The owner of a private Tunisian TV station has been fined for showing a controversial animated film.
The award-winning French-American film, Persepolis, has been denounced as blasphemous by radical Muslims. The case of Nabib Karoui had been seen as an important test of free speech in Tunisia, where last year's popular uprising inspired the Arab Spring.
When the film was broadcast last October, Islamist militants attacked the offices of the TV station, Nessma.
Depicting Allah
The court has ordered Karoui to pay 2,400 dinars ($1,700; £1,000).
In its ruling the court said the judgement was for "broadcasting a film that disturbs public order and threatens proper morals".
A Nessma technician and another station official were also both fined 1,200 dinars.
The 2007 film recounts the Iranian revolution and its aftermath through the eyes of a young girl.
It also includes a scene depicting Allah, whose portrayal is forbidden in Islam.
The fine was substantially less severe than the prison term demanded by Karoui's Islamist opponents.
Some Salafists - followers of an ultra-conservative school of Islam - said the television boss should be executed.
The charges against him carried a possible sentence of up to three years in prison.
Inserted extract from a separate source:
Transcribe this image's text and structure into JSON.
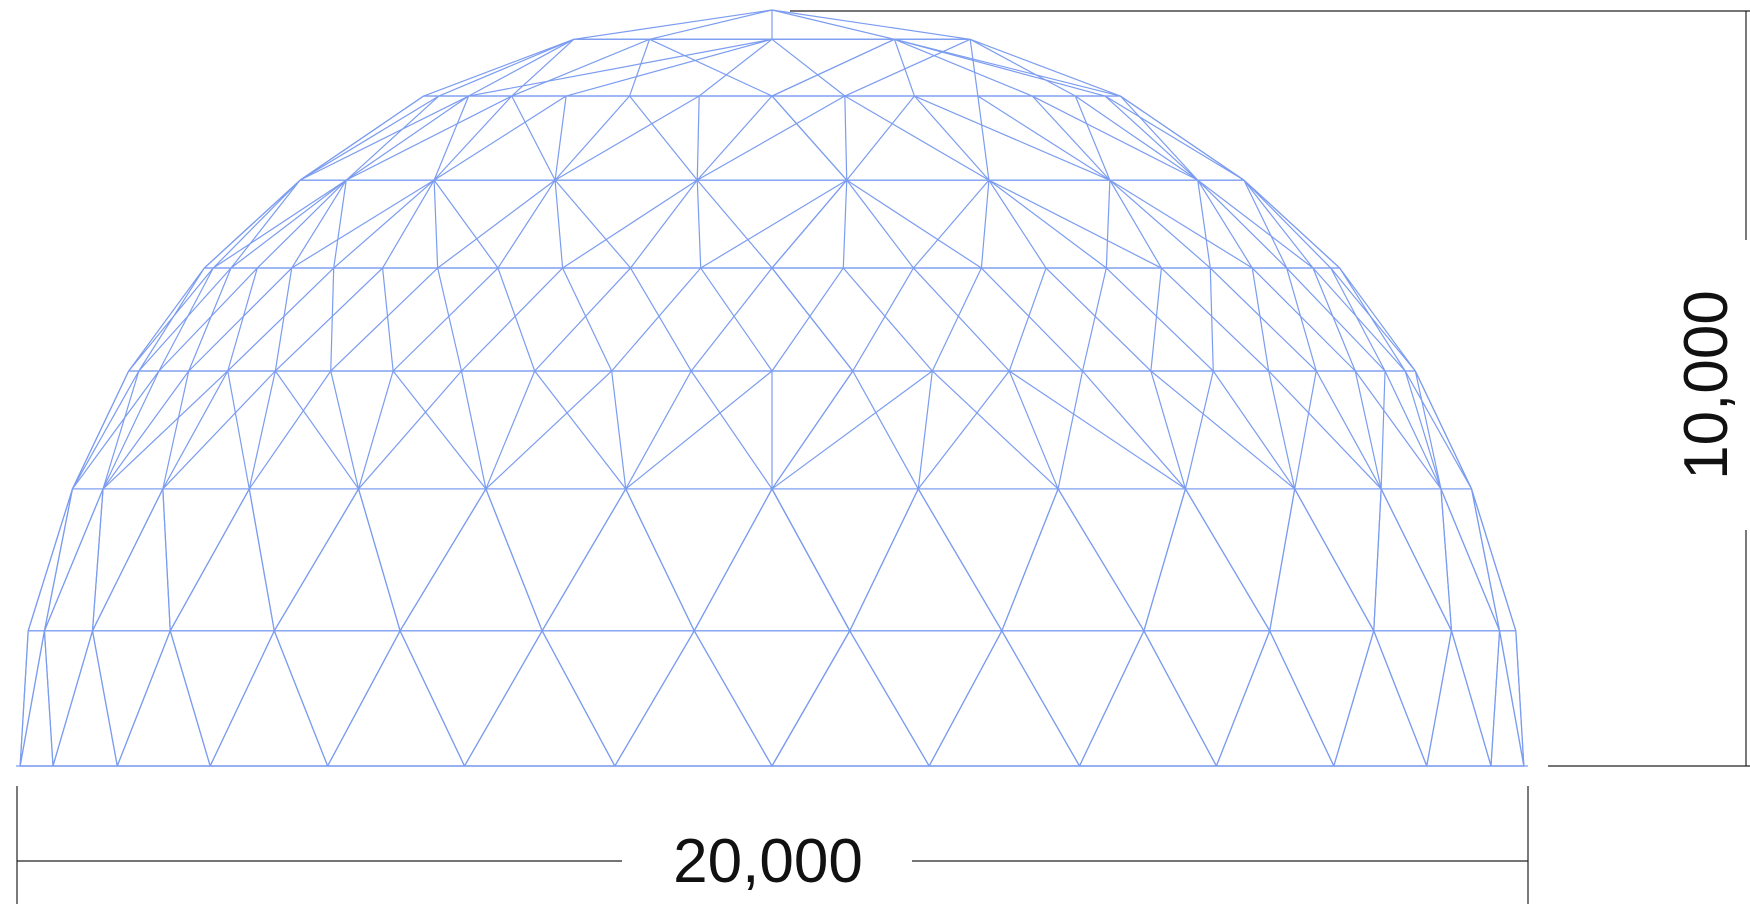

Karoui - who was not in court for the judgement - has described his case as a key test for freedom of expression in the country.
Speaking ahead of the verdict, Karoui that despite the case he believed the situation in Tunisia had improved.
"I don't think the situation is dramatic - we have hope and we are defending ourselves. We never had freedom of speech like this, since 50 years... we can talk, we can criticise the government, we can film the people who aggress us and sue them. Of course sometimes we win, sometimes we lose," he said.